Wójtom, burmistrzom czy starostom zwyczajnie łatwiej jest wydatkować ich ograniczone środki na coś namacalnego np. drogę, chodnik lub most. To z perspektywy niejednego wyborcy jest podstawą do oceny skuteczności i efektywności władz lokalnych, wyrażaną przy urnie wyborczej. Cyberbezpieczeństwo, w kontekście oceny funkcjonowania samorządu, znajduje się znacznie niżej w hierarchii ważności. Oczywiście nie jest to słuszne podejście, bo przecież gmina dysponuje olbrzymim katalogiem wrażliwych danych swoich mieszkańców, których kradzież może narazić ich na wiele problemów. Dlatego planując wydatki JST powinny położyć większy nacisk na inwestycje mające na celu podniesienie ogólnego poziomu własnego cyberbezpieczeństwa – podsumowuje Aleksander Kostuch, inżynier Stormshield.
Dla cyberbezpieczeństwa samorządu ważna także dyrektywa NIS2
Ważnym aspektem w kontekście cyfrowej sfery funkcjonowania samorządów jest również zbliżające się wdrożenie do polskiego prawodawstwa założeń dyrektywy NIS2. Dyrektywa nakłada szereg obowiązków na podmioty kluczowe, wśród których znajdują się operatorzy infrastruktury krytycznej, m.in. raportowania incydentów, zarządzania ryzykiem i stosowania rozwiązań technicznych adekwatnych do jego poziomu. W ocenie eksperta nawet 60 proc. podmiotów nie jest przygotowana na wymogi dyrektywy, nie mając wdrożonych odpowiednich rozwiązań w obszarze wykorzystywanych systemów przemysłowych.
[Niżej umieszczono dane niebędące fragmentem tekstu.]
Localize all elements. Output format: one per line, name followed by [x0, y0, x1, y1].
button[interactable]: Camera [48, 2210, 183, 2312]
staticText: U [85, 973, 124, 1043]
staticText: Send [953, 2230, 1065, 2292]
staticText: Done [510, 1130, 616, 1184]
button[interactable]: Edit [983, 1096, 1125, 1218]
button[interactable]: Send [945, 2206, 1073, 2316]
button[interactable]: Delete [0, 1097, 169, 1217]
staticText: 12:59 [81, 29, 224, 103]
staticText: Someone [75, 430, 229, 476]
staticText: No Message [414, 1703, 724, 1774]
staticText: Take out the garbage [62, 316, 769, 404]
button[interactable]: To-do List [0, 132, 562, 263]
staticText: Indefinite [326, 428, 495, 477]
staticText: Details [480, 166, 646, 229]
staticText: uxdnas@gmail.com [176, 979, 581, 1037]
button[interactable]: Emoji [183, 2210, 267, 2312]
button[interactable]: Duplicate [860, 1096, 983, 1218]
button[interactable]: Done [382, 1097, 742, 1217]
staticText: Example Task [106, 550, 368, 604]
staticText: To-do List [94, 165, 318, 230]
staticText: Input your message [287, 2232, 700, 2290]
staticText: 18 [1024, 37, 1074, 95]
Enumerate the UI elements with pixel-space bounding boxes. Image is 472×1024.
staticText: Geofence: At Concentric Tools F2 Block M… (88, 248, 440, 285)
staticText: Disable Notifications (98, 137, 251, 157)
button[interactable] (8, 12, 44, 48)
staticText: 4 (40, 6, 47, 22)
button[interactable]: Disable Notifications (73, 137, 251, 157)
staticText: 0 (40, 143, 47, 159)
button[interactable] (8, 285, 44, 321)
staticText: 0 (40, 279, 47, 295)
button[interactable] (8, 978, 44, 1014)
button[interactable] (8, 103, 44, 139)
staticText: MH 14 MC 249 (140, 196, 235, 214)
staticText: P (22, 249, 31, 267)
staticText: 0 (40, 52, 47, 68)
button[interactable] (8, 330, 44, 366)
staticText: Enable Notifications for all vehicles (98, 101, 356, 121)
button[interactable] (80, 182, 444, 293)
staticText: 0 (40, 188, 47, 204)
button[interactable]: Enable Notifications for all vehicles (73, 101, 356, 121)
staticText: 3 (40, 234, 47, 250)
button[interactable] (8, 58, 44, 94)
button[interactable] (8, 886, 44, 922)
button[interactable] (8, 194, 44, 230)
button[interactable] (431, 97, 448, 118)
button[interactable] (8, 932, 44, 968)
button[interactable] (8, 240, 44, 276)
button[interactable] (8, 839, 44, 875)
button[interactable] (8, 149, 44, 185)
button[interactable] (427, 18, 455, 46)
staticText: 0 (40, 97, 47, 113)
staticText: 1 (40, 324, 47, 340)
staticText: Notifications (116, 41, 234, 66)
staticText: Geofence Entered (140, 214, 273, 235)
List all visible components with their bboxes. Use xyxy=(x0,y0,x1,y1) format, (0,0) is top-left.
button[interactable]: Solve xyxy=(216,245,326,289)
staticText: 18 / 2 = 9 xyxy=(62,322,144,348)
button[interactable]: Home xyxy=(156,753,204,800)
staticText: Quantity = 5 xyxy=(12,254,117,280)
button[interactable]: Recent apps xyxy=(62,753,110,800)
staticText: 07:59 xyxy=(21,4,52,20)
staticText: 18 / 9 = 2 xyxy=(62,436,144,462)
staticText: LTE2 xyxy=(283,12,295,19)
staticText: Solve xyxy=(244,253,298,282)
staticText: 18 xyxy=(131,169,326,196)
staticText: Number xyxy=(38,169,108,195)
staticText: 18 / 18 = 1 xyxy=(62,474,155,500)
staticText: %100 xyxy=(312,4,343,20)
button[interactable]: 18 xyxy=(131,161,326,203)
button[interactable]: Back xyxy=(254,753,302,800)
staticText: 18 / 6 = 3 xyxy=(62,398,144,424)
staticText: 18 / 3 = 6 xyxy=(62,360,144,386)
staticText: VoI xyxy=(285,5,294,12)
Dotyczy to w szczególności mniejszych operatorów infrastruktury krytycznej, z branż takich jak ciepłownictwo czy sieci wodociągowe.
W Polsce jest niemal 2,5 tysiąca gmin, a w większości z nich działają lokalne przedsiębiorstwa wodociągowe czy ciepłownia. Te liczby unaoczniają skalę wyzwania. Uwagę zwraca brak podstawowej wiedzy na temat cyberbezpieczeństwa wśród zarządzających tymi podmiotami, którzy tę wiedzę powinny mieć, ponieważ z jednej strony osoba działająca w charakterze przedstawiciela prawnego danego przedsiębiorstwa będzie mogła być pociągnięta do odpowiedzialności za niewywiązanie się z obowiązku zapewnienia przestrzegania dyrektywy. Z drugiej, gdyż ewentualny „rachunek” za błędy czy niedopatrzenia zapłacą również mieszkańcy. – mówi Piotr Zielaskiewicz z DAGMA Bezpieczeństwo IT i Stormshield.